凌潺如此认真的看着他,又带着请求,他一番犹豫,终是不忍拒绝,叹息道:“你总是如此单纯善良,三哥答应你,不追究便是了。”
凌潺很想翻白眼,她这可不是善良。只是怕钟离沐为了她做出什么冲动的事来,一气之下直接去延陵栈的府上找他那侧妃兴师问罪。
不是说钟离沐鲁莽,而是人在愤怒之时,什么事都做得出来。而她亦是这般,在及其愤怒之时也是无法克制自己情绪的。可以说,人皆如此。
见凌潺平淡安静地迈着步,钟离沐的眉宇
间充斥着淡淡的哀愁,时隔一年有余,他这个妹妹的性子依旧如此清冷而淡然,似乎与当初从北越国回来时没有太大变化。
他知道,以前那个活泼俏皮的湲儿再也回不来了,尤其是在这一年里她独自承受了这样多的磨难,在经历过风风雨雨、饱尝了心酸苦楚后,心性也越发变得冷淡。
可他哪知,凌潺的性情已改变了太多,以前如果是孤冷沉静,而如今也只不过是淡然从容而已。那些大风大浪,她在现代久已经受了太多,早已不在害怕。
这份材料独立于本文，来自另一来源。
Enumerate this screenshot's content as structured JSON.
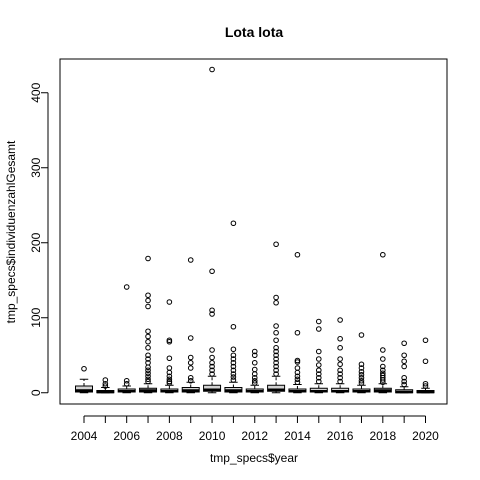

雀儿去准备茶具了,钟离沐在凌潺的招呼下落了坐,他略略将屋内环视了一周,对于这个住处倒是无可挑剔。与凌潺在侯府时的别院是有过之而无不及,这里更加简约清雅,而侯府中的虽然华丽精致,却不及此处有雅韵。看得出,她在陆府确实过得很好,这令他安心不少。